Many people deal with lower back pain every year and in most cases it is mechanical or non-organic simply meaning it isn’t caused by serious conditions, such as inflammatory arthritis, infection, fracture, or cancer.
Myofascial release is a manual therapy technique that can help with that bad back of yours and get you doing the activities you enjoy again. There are several myofascial release techniques that can greatly improve the mobility of the back, as well as the knees, ankles and hips. The goal of these techniques is to manipulate the myofascial tissues, which are those tough membranes that wrap, connect and support your muscles.
Your back is influenced by other muscle areas and by releasing tension in tight glutes, hamstrings, calves and quadriceps it can help improve your back mobility and posture. Using a simple tennis ball or lacrosse ball on a hard surface can do wonders to loosen up those tight connecting areas. By laying on your back and placing the tennis ball on the glutes (commonly known as the ‘butt muscles’) and rolling on it to find that tight spot can release the tension. Reposition the ball on your lower legs just midway between your knee and ankle on your calf muscle and find another point. Roll the ball up and hit the hamstring area. Flip over on your stomach and do it again on the quadriceps which is located between your knee and hip. If you don’t want to lay on the floor you can try these techniques on the bed with the tennis ball on a hardcover book, or any other hard portable surface, to stop it from sinking into the bed cushion. To have added targeted pressure on those sore trigger points you might try a lacrosse ball as it is harder and slightly smaller than a tennis ball.

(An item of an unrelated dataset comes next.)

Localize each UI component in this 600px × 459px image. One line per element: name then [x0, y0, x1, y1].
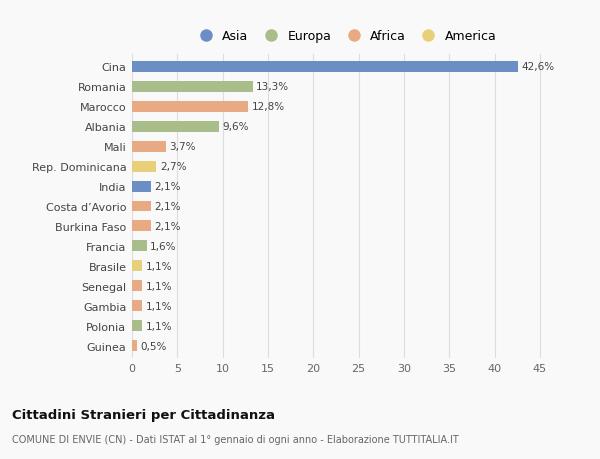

A foam roller can produce fantastic results for a tight back. It provides broad and superficial strokes like the hands of a trained massage therapist stretching the tissue in multiple directions. If you sit at work all day, you undoubtedly know about stiff upper back muscles, those pesky knots between the shoulder blades and a tight mid back area. Using a foam roller can help iron out those kinks. Firstly, position the foam roller at your mid back. Have your butt on the ground and cross your arms. Slowly extend back over the roller reaching your head to the ground if possible. Roll the foam roller to your upper back keeping your shoulder blades together. This will lengthen those back muscles and ease the pressure built up.